You have to write it as a limit because infinity is a concept, not a number. Formally, you can't say "infinity - 1" because again, infinity is not a number. However, you can say lim as t -> inf. (t - 1) because then, formally, you can get an answer TLDR: yes you get the same results, but it's for formality

The reason why you take the limit is because "plugging in" infinity does not always give a defined result, like the indeterminate form shown in the video. For example, the limit as x -> inf of xe^(-x) will approach 0. However, "plugging in" infinity will give you infinity times 0, which is indeterminate.

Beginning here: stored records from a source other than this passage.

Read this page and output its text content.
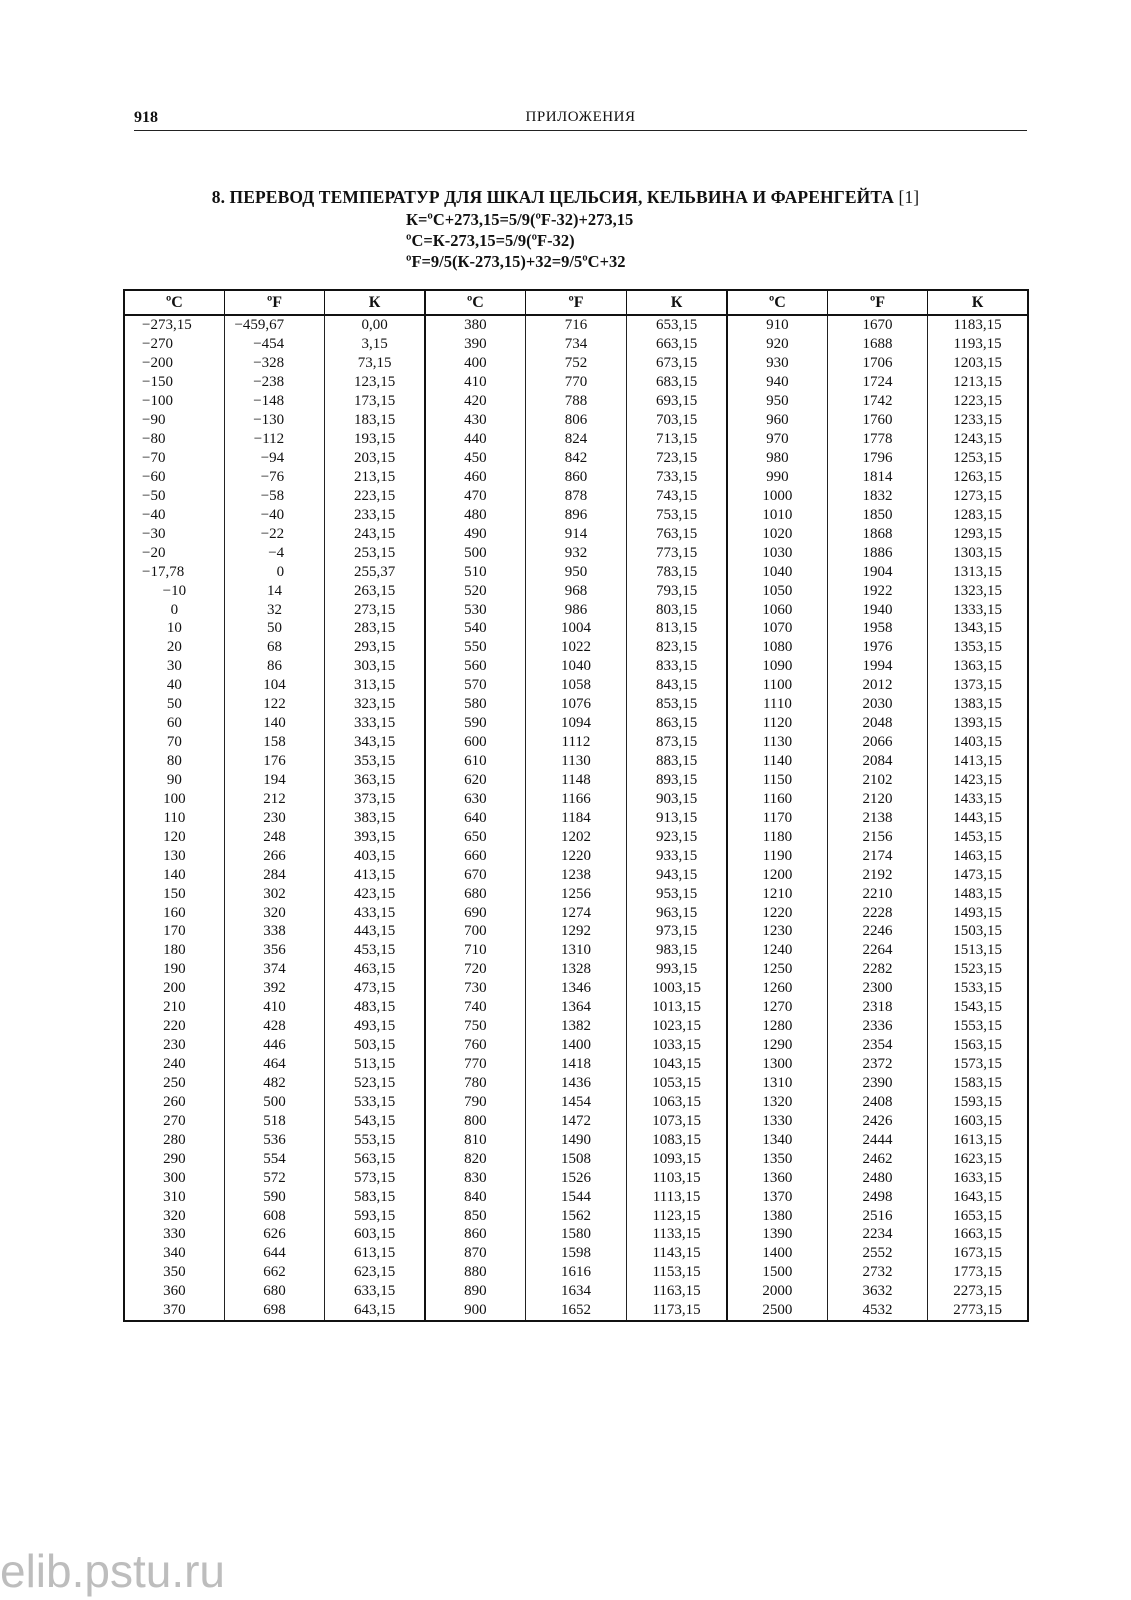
918	ПРИЛОЖЕНИЯ
8. ПЕРЕВОД ТЕМПЕРАТУР ДЛЯ ШКАЛ ЦЕЛЬСИЯ, КЕЛЬВИНА И ФАРЕНГЕЙТА [1]
К=ºС+273,15=5/9(ºF-32)+273,15
ºС=К-273,15=5/9(ºF-32)
ºF=9/5(К-273,15)+32=9/5ºС+32
ºС	ºF	К	ºС	ºF	К	ºС	ºF	К
−273,15	−459,67	0,00	380	716	653,15	910	1670	1183,15
−270	−454	3,15	390	734	663,15	920	1688	1193,15
−200	−328	73,15	400	752	673,15	930	1706	1203,15
−150	−238	123,15	410	770	683,15	940	1724	1213,15
−100	−148	173,15	420	788	693,15	950	1742	1223,15
−90	−130	183,15	430	806	703,15	960	1760	1233,15
−80	−112	193,15	440	824	713,15	970	1778	1243,15
−70	−94	203,15	450	842	723,15	980	1796	1253,15
−60	−76	213,15	460	860	733,15	990	1814	1263,15
−50	−58	223,15	470	878	743,15	1000	1832	1273,15
−40	−40	233,15	480	896	753,15	1010	1850	1283,15
−30	−22	243,15	490	914	763,15	1020	1868	1293,15
−20	−4	253,15	500	932	773,15	1030	1886	1303,15
−17,78	0	255,37	510	950	783,15	1040	1904	1313,15
−10	14	263,15	520	968	793,15	1050	1922	1323,15
0	32	273,15	530	986	803,15	1060	1940	1333,15
10	50	283,15	540	1004	813,15	1070	1958	1343,15
20	68	293,15	550	1022	823,15	1080	1976	1353,15
30	86	303,15	560	1040	833,15	1090	1994	1363,15
40	104	313,15	570	1058	843,15	1100	2012	1373,15
50	122	323,15	580	1076	853,15	1110	2030	1383,15
60	140	333,15	590	1094	863,15	1120	2048	1393,15
70	158	343,15	600	1112	873,15	1130	2066	1403,15
80	176	353,15	610	1130	883,15	1140	2084	1413,15
90	194	363,15	620	1148	893,15	1150	2102	1423,15
100	212	373,15	630	1166	903,15	1160	2120	1433,15
110	230	383,15	640	1184	913,15	1170	2138	1443,15
120	248	393,15	650	1202	923,15	1180	2156	1453,15
130	266	403,15	660	1220	933,15	1190	2174	1463,15
140	284	413,15	670	1238	943,15	1200	2192	1473,15
150	302	423,15	680	1256	953,15	1210	2210	1483,15
160	320	433,15	690	1274	963,15	1220	2228	1493,15
170	338	443,15	700	1292	973,15	1230	2246	1503,15
180	356	453,15	710	1310	983,15	1240	2264	1513,15
190	374	463,15	720	1328	993,15	1250	2282	1523,15
200	392	473,15	730	1346	1003,15	1260	2300	1533,15
210	410	483,15	740	1364	1013,15	1270	2318	1543,15
220	428	493,15	750	1382	1023,15	1280	2336	1553,15
230	446	503,15	760	1400	1033,15	1290	2354	1563,15
240	464	513,15	770	1418	1043,15	1300	2372	1573,15
250	482	523,15	780	1436	1053,15	1310	2390	1583,15
260	500	533,15	790	1454	1063,15	1320	2408	1593,15
270	518	543,15	800	1472	1073,15	1330	2426	1603,15
280	536	553,15	810	1490	1083,15	1340	2444	1613,15
290	554	563,15	820	1508	1093,15	1350	2462	1623,15
300	572	573,15	830	1526	1103,15	1360	2480	1633,15
310	590	583,15	840	1544	1113,15	1370	2498	1643,15
320	608	593,15	850	1562	1123,15	1380	2516	1653,15
330	626	603,15	860	1580	1133,15	1390	2234	1663,15
340	644	613,15	870	1598	1143,15	1400	2552	1673,15
350	662	623,15	880	1616	1153,15	1500	2732	1773,15
360	680	633,15	890	1634	1163,15	2000	3632	2273,15
370	698	643,15	900	1652	1173,15	2500	4532	2773,15
elib.pstu.ru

he used the partial fraction expansion of 1/(x^2-1) i hope this helps

He converted it from multiplication to addition to make the integral easier to work with

Infinity is not a number, but a limit. If, for instance, the limit of a function f(x) is infinity as x goes to infinity, it just means that you can get a ginormous number out of the function by putting a ginormous number inside of it. Likewise, if the limit of a function at 2 is, say, 5, it means that you can get as close to 5 as you wish by putting a number very close to 2 inside the function. As an example, consider the function f(x) = 7^x-3^x. I believe it is obvious that its limit in infinity is infinity. Yet, if you separate it into the difference of two limits, you get infinity - infinity. This is the reason why this kind of limit is called indeterminate form. There are others as well.

However, though can't infinity be thought of as the final number in the real number line?

No. First of all, there is no such thing as a final number in the real line. You can tell me any number, and I'll always be able to say one that's bigger. Secondly, as I have tried to stress in my first comment, that is not how is is treated, and that's why infinity - infinity is not always zero. It doesn't mean a concrete number, it means "And arbitrarily big number subtracted from another arbitrarily big number". With all due respect: I feel like you're missing some key understanding here, and I'm not willing to give you an intro course to calculus. Check out Coursera, Khan Academy(especially this one), Edx or Udemy for great courses that will give you an understanding that I cannot. There are many free courses.

I'll check these courses out then.

ln(infinity) = infinity. if infinity is treated as a number, then infinity would be a solution to ln(x)=x, which there are no solutions (except in the complex plane.) Not all infinities are the same size, here, the infinity inside the ln is necessarily larger than the infinity in the rhs, but they're both so incomprehensibly big

Don't think so. 1/x^3 < 1/(x^2 - 1) for x >= 2.